Le président du parlement iranien a déclaré dimanche que les inspecteurs internationaux pourraient ne plus accéder aux images de surveillance des sites nucléaires du pays, aggravant les tensions au milieu des efforts diplomatiques à Vienne pour sauver l’accord atomique de Téhéran avec les puissances mondiales.
Les commentaires du président du parlement iranien, Mohammad Bagher Qalibaf, diffusés par la télévision d’État, ont en outre souligné le rétrécissement de la fenêtre permettant aux États-Unis et à d’autres de s’entendre avec l’Iran. Le pays enrichit et stocke déjà de l’uranium à des niveaux bien supérieurs à ceux autorisés par son accord nucléaire de 2015.
« À ce propos, et compte tenu de l’expiration du délai de trois mois, l’Agence internationale de l’énergie atomique (AIEA) n’aura certainement pas le droit d’accéder aux images à partir du 22 mai », a déclaré Qalibaf. Le 22 mai était samedi.
L’AIEA a déclaré que son directeur général informerait les journalistes plus tard dimanche à Vienne. L’agence des Nations Unies n’a pas immédiatement répondu à une demande de commentaires.
Dans le cadre de ce qu’on appelle un «protocole additionnel» avec l’Iran, l’AIEA «recueille et analyse des centaines de milliers d’images capturées quotidiennement par ses caméras de surveillance sophistiquées», a déclaré l’agence en 2017. L’agence a également déclaré alors qu’elle avait placé «2000 sabotages scellés étanches sur les matières et équipements nucléaires. »

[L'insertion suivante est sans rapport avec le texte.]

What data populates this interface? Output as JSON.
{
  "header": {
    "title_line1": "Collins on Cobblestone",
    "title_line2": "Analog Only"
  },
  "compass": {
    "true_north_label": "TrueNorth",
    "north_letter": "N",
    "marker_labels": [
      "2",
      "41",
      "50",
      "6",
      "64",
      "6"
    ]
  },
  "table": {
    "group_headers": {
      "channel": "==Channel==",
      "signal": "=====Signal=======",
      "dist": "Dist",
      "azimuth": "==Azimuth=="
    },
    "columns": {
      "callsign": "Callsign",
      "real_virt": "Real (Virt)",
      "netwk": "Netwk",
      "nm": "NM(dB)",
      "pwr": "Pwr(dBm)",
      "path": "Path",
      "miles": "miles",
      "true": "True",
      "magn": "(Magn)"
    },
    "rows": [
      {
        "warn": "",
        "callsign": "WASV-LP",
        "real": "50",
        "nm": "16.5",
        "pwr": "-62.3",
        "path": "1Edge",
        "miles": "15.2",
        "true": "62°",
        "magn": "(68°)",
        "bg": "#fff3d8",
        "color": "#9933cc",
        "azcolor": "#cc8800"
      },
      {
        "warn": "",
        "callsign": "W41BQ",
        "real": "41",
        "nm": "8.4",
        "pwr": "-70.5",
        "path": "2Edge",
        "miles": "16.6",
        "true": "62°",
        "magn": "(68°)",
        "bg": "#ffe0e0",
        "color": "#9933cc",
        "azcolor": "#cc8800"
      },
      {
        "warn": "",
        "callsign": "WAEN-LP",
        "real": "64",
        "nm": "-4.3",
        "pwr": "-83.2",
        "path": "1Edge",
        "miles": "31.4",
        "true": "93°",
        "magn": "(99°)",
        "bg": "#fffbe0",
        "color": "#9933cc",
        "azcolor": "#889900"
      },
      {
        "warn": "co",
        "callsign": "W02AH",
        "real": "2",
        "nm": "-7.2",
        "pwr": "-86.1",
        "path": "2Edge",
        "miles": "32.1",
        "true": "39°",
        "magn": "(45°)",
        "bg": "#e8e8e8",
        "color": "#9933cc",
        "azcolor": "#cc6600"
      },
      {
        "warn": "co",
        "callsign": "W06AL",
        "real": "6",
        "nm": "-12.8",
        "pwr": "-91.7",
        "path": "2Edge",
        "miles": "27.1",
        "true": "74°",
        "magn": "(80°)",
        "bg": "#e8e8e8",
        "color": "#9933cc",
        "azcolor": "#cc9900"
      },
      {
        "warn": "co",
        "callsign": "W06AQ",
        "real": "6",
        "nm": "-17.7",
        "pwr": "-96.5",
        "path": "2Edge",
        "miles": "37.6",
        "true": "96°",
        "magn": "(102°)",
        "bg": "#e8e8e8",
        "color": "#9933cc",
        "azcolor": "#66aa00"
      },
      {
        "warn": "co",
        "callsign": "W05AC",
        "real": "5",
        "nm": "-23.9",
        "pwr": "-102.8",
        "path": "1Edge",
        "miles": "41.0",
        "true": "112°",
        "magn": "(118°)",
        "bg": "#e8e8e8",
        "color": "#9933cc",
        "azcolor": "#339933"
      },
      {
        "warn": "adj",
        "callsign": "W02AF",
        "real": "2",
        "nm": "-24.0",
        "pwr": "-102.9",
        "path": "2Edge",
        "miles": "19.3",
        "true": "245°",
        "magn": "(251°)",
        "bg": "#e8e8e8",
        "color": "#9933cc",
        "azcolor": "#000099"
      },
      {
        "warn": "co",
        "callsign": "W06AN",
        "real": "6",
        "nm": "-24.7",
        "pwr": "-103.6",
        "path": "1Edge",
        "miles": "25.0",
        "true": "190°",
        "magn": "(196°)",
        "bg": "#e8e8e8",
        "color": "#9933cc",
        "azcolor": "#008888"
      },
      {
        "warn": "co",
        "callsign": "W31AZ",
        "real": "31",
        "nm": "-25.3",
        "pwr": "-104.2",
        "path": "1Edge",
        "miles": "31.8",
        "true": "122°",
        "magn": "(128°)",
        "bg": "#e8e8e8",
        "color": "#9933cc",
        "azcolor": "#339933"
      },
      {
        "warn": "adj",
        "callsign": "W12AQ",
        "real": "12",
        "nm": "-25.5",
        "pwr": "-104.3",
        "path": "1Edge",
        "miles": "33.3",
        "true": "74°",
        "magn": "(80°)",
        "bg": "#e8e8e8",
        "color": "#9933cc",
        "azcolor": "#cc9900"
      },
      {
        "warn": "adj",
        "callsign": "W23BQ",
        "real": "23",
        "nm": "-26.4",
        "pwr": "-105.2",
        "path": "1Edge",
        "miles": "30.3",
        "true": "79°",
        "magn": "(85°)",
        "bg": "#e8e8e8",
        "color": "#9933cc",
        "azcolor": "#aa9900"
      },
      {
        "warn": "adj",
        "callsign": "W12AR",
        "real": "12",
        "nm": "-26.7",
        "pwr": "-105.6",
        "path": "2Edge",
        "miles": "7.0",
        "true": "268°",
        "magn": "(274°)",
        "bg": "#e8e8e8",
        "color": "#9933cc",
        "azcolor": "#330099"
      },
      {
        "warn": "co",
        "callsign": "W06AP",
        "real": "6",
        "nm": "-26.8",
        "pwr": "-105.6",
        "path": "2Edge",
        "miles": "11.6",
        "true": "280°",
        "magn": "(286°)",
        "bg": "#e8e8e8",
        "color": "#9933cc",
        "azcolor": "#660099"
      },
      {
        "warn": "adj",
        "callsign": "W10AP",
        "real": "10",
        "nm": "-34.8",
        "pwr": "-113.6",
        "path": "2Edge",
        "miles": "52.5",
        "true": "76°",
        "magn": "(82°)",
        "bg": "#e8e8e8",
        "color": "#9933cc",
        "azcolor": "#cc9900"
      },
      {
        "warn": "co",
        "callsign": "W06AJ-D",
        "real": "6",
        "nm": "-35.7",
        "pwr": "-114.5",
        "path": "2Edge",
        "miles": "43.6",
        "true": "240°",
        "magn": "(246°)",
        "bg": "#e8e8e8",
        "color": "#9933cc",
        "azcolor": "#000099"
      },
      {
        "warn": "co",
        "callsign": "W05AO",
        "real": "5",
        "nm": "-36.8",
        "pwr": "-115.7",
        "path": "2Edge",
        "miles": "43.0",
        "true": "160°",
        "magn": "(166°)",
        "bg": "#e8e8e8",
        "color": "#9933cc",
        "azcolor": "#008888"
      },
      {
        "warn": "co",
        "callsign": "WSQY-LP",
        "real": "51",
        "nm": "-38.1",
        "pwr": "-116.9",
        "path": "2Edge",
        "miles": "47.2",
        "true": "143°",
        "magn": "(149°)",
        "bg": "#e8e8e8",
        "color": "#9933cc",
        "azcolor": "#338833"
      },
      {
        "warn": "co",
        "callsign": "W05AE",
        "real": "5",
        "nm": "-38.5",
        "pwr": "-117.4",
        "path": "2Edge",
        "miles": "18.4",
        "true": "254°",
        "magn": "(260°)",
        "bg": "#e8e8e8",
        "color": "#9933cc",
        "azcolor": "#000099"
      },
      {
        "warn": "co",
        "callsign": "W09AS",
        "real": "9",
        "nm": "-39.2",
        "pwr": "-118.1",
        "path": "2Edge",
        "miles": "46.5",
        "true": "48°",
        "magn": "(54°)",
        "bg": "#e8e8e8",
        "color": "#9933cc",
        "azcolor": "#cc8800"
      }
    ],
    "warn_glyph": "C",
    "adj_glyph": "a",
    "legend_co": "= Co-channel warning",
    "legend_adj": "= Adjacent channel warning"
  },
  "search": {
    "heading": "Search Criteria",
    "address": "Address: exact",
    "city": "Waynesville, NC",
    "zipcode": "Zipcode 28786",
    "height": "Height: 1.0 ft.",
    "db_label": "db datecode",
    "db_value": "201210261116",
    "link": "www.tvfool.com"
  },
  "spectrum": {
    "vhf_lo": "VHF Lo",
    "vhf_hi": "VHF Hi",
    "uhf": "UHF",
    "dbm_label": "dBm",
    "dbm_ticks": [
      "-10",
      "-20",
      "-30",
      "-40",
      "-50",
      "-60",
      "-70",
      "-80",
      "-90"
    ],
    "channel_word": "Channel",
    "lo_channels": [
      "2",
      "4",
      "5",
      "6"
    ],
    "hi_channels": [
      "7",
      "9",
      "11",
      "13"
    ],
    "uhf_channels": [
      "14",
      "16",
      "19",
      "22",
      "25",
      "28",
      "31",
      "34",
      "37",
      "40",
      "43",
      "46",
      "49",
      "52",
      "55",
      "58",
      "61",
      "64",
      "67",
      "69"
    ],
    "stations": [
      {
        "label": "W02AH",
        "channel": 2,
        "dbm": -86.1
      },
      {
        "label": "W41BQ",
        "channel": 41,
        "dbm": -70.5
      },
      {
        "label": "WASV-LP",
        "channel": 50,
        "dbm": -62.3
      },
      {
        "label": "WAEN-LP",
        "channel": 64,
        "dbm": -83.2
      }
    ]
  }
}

Le parlement radical iranien a approuvé en décembre un projet de loi qui suspendrait une partie des inspections de l’ONU de ses installations nucléaires si les signataires européens n’accordaient pas d’allégement des sanctions pétrolières et bancaires d’ici février. L’AIEA a conclu un accord de trois mois avec l’Iran pour lui permettre de conserver les images de surveillance, Téhéran menaçant de les supprimer par la suite si aucun accord n’avait été conclu.

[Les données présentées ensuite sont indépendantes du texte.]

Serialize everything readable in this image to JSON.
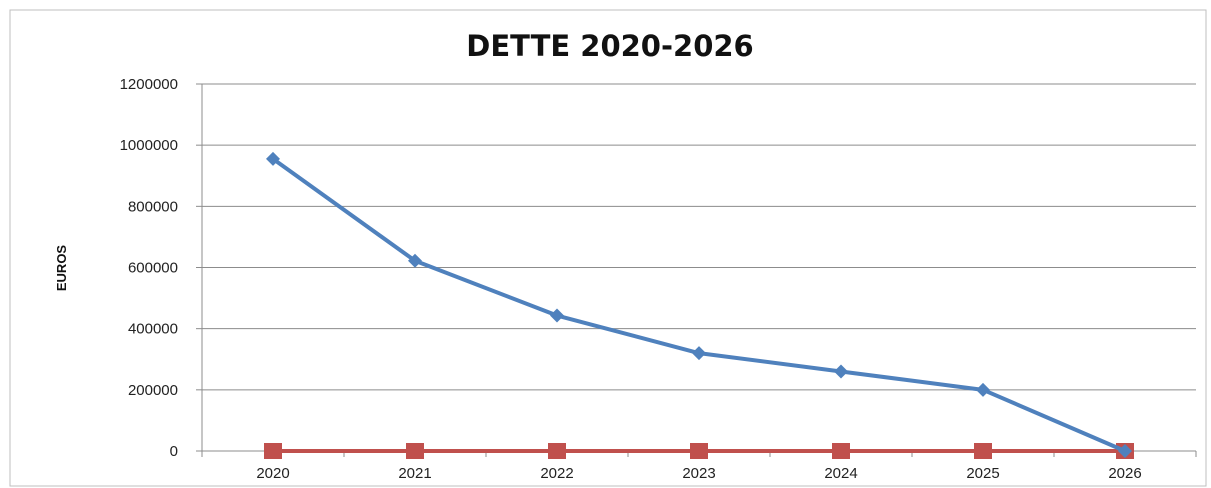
{
  "chart_data": {
    "type": "line",
    "title": "DETTE 2020-2026",
    "xlabel": "",
    "ylabel": "EUROS",
    "categories": [
      "2020",
      "2021",
      "2022",
      "2023",
      "2024",
      "2025",
      "2026"
    ],
    "ylim": [
      0,
      1200000
    ],
    "yticks": [
      0,
      200000,
      400000,
      600000,
      800000,
      1000000,
      1200000
    ],
    "grid": true,
    "legend": "none",
    "series": [
      {
        "values": [
          955000,
          622000,
          443000,
          320000,
          260000,
          200000,
          0
        ],
        "color": "#4f81bd",
        "marker": "diamond"
      },
      {
        "values": [
          0,
          0,
          0,
          0,
          0,
          0,
          0
        ],
        "color": "#c0504d",
        "marker": "square"
      }
    ]
  }
}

Il n’était pas immédiatement clair si les images de février avaient été supprimées. Avant les remarques de Qalibaf, le législateur Ali Reza Salimi a appelé à une session publique ouverte du parlement pour garantir que le bras nucléaire civil de l’Iran «efface» les images. L’Organisation iranienne de l’énergie atomique n’a pas immédiatement commenté la décision.
«Ordonnez au chef de l’Organisation de l’énergie atomique d’éviter les retards», a déclaré Salimi, un religieux de la ville centrale de Delijan en Iran. Les «images enregistrées dans les caméras doivent être éliminées.»
On ne savait pas non plus ce que cela signifiait pour les inspections en personne par l’AIEA. Il y a 18 installations nucléaires et neuf autres sites en Iran sous les garanties de l’AIEA.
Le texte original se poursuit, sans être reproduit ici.